Freitag, 2. März 2012

Naan-Chenna

Wie ich Lahore liebe! Das ist mir wieder eingefallen, als ich eingeklemmt in meiner Rikscha zwischen Eisenplatten und Metallstangen, die über eine Kreuzung gefahren werden sollten, nicht vorwaerts und nicht rueckwaerts kam. Dabei war das Tor zur Altstadt gar nicht mehr weit. Aber mein Rikshafahrer war klug und wollte mich vor allem nicht laufen lassen. Geschickt befreite er uns von Pferdemäulern, Heuballen und weiteren gefaehrlich Eisentransportern und sagte am Ende strahlend: Ap hamare meheman hae! (ihr seid doch unsere Gaeste!), waehrend er uns am Delhi Gate absetzte.
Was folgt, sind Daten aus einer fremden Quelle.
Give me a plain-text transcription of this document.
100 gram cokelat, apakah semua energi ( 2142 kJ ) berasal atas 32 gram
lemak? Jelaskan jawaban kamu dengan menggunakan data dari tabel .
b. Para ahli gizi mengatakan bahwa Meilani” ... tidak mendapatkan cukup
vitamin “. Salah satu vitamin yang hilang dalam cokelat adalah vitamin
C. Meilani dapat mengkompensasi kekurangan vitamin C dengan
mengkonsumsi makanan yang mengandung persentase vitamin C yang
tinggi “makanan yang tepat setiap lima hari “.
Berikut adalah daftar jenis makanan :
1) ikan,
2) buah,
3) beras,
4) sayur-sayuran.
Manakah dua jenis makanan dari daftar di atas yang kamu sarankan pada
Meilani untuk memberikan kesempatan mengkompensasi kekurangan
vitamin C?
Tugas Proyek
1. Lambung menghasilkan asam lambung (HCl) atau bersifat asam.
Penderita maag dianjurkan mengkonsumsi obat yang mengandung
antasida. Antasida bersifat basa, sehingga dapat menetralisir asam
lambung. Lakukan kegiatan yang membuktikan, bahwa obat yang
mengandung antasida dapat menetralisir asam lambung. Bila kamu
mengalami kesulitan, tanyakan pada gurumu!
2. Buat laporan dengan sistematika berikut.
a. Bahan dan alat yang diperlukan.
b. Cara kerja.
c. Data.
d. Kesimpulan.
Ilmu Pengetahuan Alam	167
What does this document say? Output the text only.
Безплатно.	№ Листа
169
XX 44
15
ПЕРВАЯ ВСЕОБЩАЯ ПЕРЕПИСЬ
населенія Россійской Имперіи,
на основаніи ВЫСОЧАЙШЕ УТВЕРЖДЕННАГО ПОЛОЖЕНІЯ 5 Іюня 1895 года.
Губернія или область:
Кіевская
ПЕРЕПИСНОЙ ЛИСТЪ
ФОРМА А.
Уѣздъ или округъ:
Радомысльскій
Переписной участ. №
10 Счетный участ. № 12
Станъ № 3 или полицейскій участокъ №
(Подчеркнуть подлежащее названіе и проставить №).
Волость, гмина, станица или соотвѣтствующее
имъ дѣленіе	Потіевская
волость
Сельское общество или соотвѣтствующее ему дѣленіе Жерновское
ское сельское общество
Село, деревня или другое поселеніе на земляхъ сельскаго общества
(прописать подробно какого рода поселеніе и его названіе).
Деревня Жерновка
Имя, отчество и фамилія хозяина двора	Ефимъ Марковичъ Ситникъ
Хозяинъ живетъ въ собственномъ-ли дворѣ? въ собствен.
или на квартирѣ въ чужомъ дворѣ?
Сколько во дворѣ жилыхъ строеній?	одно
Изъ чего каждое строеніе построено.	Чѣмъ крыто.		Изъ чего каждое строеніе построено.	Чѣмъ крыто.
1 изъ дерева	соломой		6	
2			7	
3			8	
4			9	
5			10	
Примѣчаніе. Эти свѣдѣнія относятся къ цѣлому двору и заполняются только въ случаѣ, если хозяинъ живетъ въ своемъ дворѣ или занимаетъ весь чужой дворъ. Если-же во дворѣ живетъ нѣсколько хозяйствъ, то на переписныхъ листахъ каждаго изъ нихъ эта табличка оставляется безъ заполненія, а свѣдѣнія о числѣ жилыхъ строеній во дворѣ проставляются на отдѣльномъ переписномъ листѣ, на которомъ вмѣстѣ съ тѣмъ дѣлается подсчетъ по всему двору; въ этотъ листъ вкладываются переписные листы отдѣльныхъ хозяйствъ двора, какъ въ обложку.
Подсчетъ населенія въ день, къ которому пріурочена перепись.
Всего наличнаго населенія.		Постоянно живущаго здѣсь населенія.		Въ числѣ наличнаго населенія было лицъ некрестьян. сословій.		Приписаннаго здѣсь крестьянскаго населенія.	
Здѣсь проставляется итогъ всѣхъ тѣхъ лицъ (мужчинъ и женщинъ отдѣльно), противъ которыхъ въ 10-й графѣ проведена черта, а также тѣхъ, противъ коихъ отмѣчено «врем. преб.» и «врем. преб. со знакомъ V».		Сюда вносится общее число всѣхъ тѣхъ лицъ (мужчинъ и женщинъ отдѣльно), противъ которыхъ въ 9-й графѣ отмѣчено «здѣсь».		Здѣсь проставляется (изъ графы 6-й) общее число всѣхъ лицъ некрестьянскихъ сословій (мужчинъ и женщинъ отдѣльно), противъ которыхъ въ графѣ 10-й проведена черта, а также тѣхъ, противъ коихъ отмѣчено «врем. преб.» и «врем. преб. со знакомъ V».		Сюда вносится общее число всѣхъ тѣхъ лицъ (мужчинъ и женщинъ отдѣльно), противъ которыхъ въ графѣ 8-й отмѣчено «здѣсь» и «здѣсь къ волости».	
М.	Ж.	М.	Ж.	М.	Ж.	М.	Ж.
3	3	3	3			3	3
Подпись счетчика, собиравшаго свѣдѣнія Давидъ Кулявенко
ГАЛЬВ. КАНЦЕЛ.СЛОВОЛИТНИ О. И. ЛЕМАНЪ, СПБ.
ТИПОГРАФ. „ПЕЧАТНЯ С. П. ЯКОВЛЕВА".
Als ich durch das grosse Tor in die Altstadt komme, bin ich ueberwaeltigt wie am ersten Tag: 1000 Gerueche fliegen mir da entgegen, Stimmengewirr und Farben, die ich schon fast vergessen hatte. Es gibt auf einmal kein Reisen mehr, kein Roshni, kein Berlin, nicht mal mehr eine Maria, die mit diesem Maerchenort gleichzeitig existieren koennte. Hinter den Mauern der Altstadt bin ich wie ein leerer Krug, der mit all diesen Eindruecken gefuellt werden will. Da haengen Huehner von oben herab, die bald in kleine Teile gehackt werden - die Fuesse werden in Buendeln verkauft. Dazu gibt es frischen Koriander, den der Gemuesemann vor sich herschiebt wie einen Garten auf Raedern. Dann kommen Tomaten, Möhren, Rettiche - bergeweise! Und schliesslich das Obst. Hier halten wir an, ein Eis zu essen und gleichzeitig all die gestapelten Sachen zu bewundern: Erdbeeren, Datteln, Nuesse noch und noecher, dazwischen Glitzerzeug, dass es noch schoener aussieht. In der Eisnische mit unseren Tuechern fallen wir hier kaum auf. Keiner rechnet mit Auslaendern. Alles ist, wie es jeden Tag ist, nichts insziniert. Spuelbuersten werden verkauft und Toepfe, Farben, Gewuerze, Armreifen und nicht zuletzt all die bunten schillernden Stoffe dieser Stadt. Auch hier lassen wir uns mehr Zeit, setzen uns zu den waehlerischen Frauen und probieren die unterschiedlichsten Tuecher aus. Jetzt sind die Fragen wieder gross: Christian? Germany? Das ist kein Problem, sagt der Verkaeufer lachend, Jesus war auch ein guter Mann. Dann drueckt er mir ein Paeckchen Nimko in die Hand, fuer das ich gerade 20 Rs zahlen wollte, und gibt mir seinen Segen. Wir lassen uns wieder vom Strudel der Strassen mitreißen, probieren hier Golgapey und dort suessen Moehrenpudding und merken schliesslich, dass wir Hunger kriegen.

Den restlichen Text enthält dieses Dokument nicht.